Les autres siphons du massif
L'exploration de cavités à l'intérieur de l'île Madre de Dios nous a permis de découvrir plusieurs autres siphons intéressants. Malheureusement aucun n'a pu être plongé faute de temps et en raison de la logistique qui aurait été nécessaire pour amener le matériel depuis la côte. Le gouffre de la perte N°4 du mont Roberto se termine à -370 sur un siphon qui semble tout à fait franchissable.

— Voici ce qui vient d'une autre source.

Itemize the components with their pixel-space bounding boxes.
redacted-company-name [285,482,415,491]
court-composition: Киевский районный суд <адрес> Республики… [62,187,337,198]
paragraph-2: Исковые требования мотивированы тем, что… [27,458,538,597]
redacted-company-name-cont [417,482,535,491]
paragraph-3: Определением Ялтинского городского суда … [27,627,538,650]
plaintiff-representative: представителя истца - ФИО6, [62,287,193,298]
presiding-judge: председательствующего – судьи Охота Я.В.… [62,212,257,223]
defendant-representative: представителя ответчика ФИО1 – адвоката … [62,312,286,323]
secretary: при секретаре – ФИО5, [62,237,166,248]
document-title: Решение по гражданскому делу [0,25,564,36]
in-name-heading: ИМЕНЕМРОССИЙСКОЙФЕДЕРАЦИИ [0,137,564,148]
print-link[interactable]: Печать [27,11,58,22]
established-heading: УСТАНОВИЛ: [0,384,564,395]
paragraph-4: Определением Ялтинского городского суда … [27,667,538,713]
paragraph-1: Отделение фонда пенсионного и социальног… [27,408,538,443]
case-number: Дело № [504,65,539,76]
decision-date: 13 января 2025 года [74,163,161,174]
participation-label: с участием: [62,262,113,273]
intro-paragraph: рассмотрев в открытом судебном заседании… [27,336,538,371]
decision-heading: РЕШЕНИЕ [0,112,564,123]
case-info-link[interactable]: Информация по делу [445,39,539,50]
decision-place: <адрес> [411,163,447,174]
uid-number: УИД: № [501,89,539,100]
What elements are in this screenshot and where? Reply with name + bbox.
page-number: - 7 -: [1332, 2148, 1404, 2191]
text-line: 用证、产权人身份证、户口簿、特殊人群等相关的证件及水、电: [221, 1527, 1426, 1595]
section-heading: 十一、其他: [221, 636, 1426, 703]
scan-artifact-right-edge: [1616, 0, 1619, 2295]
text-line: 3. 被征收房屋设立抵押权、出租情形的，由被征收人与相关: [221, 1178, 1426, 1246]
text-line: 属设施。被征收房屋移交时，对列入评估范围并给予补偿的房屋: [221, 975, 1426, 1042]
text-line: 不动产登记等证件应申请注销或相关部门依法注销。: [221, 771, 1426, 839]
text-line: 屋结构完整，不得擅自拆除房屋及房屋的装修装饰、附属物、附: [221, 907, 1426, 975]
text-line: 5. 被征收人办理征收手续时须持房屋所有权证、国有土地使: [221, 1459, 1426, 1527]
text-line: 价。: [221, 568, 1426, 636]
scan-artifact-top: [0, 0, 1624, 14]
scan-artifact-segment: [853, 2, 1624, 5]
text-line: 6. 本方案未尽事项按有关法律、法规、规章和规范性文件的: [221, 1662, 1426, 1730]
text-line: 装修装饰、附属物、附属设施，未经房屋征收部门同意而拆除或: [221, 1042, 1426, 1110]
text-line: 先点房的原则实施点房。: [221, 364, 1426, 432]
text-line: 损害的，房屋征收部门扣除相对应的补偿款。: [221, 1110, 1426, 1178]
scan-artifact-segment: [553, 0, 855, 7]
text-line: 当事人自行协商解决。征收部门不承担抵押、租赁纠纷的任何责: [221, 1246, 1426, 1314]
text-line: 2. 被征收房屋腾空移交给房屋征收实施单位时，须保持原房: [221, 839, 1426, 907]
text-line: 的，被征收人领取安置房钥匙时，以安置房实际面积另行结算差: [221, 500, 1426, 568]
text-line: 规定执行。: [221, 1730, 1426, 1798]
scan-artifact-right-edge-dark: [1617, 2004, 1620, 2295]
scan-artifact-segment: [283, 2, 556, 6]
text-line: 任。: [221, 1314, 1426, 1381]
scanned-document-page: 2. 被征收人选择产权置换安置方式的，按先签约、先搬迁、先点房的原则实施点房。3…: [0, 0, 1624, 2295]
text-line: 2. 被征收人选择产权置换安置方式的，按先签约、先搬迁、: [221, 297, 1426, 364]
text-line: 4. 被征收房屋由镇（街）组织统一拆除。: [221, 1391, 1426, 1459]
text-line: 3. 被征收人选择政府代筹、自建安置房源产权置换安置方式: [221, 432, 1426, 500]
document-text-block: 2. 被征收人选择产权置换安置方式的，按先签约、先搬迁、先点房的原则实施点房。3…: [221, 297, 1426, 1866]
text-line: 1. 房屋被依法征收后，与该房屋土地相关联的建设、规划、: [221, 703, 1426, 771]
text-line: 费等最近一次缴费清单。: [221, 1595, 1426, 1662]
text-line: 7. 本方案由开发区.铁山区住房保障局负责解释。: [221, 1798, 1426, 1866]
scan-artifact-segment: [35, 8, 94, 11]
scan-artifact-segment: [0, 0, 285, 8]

La perte du Temps possède plusieurs siphons, certains ont été shuntés par des galeries fossile, d'autres sont vraiment dangereux (pertes vers l'aval avec un courant violent) mais d'autres attendent leur premier plongeur.Conclusion
Compte tenu de nos contraintes et de nos problèmes de logistique nous n'avons fait qu'effleurer la partie plongée souterraine de l'exploration de Madre de Dios, mais il est désormais établi que de nombreux siphons y attendent leurs explorateurs.